Buffett did not think what Sokol did is illegal but it sure seems like this is a classic example of how not to buy a stock. Buffett did not do anything wrong in this situation but come off as a willing participant in this process. Instead of calling Sokol out for imitating Gordon Gekko, he wrote a letter which a bunch of fancy lawyers probably reviewed. It might not be “illegal” but it is sure unethical and definitely insider trading.
Let’s take look at this scenario in a couple other of ways. If a Citigroup banker called up his broker and purchased LZ stock, then he would have been fired and in a heap of trouble.

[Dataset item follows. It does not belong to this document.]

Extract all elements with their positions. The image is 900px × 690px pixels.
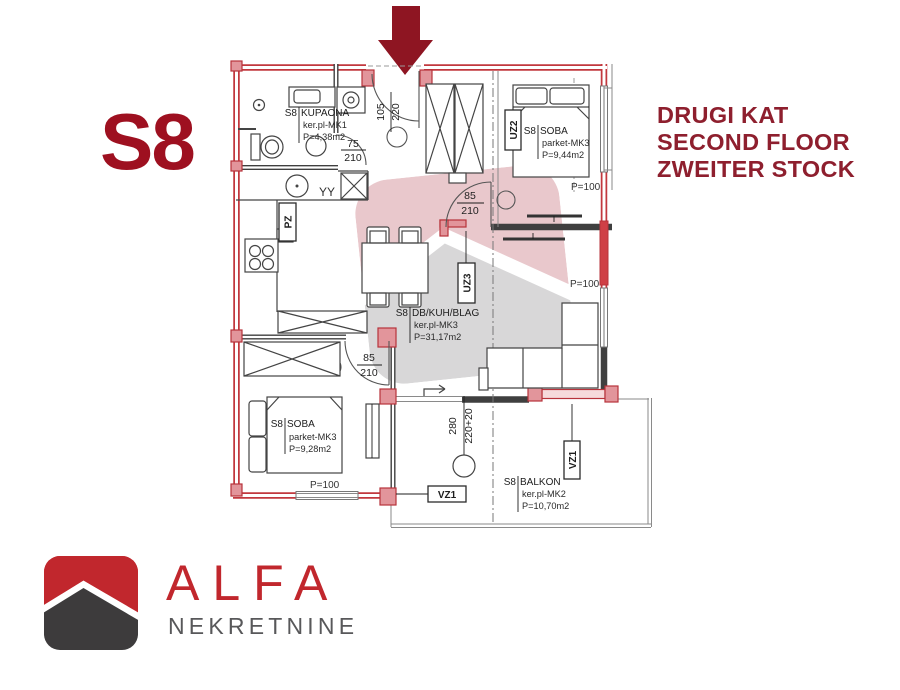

If a LZ executive did the same, then he too would be deep-sixed and facing tremendous scorn. But Sokol leaves and gets Buffett’s written blessing that nothing bad happened. Buffett is trying to shield him from blame when Sokol deserves the blame. And we should believe Buffett because he is an honorable man.
So what is the end result? If the SEC had any guts (and it does not), then Sokol would already be under investigation. Sokol should donate all the $3 million profit to charity and he should take a two-year leave of absence from any trading or managing/directing a publicly traded company. Sokol wants to focus on philanthropic opportunities and this punishment would give him a chance to start.
But Buffett should not be exempt from scrutiny. I would enjoy seeing Buffett dragged in front of Congress and have silly Representatives like Maxine Waters (who is in the middle of a financial scandal of her own) lambast the best investor ever. Buffett does not need any more lessons on donating his wealth – that is taken care of; however, he should consider some better disclosure rules and limitations of BRK employees with stock trading. It would be important and proper to have him admit this publicly at BRK’s big annual meeting in a few weeks. This would also give him a great opportunity to revise his ridiculous and limited explanation of the Sokol-LZ affair. After all, Buffett is an honorable man.
My own disclosures: my family owns BRK stock. Jordan Hansell is a family friend (he is Sokol’s former lieutenant; after Sokol’s departure, Hansell is now the CEO of NetJets). Scott Hoekman is a principal of Maroon Analytics.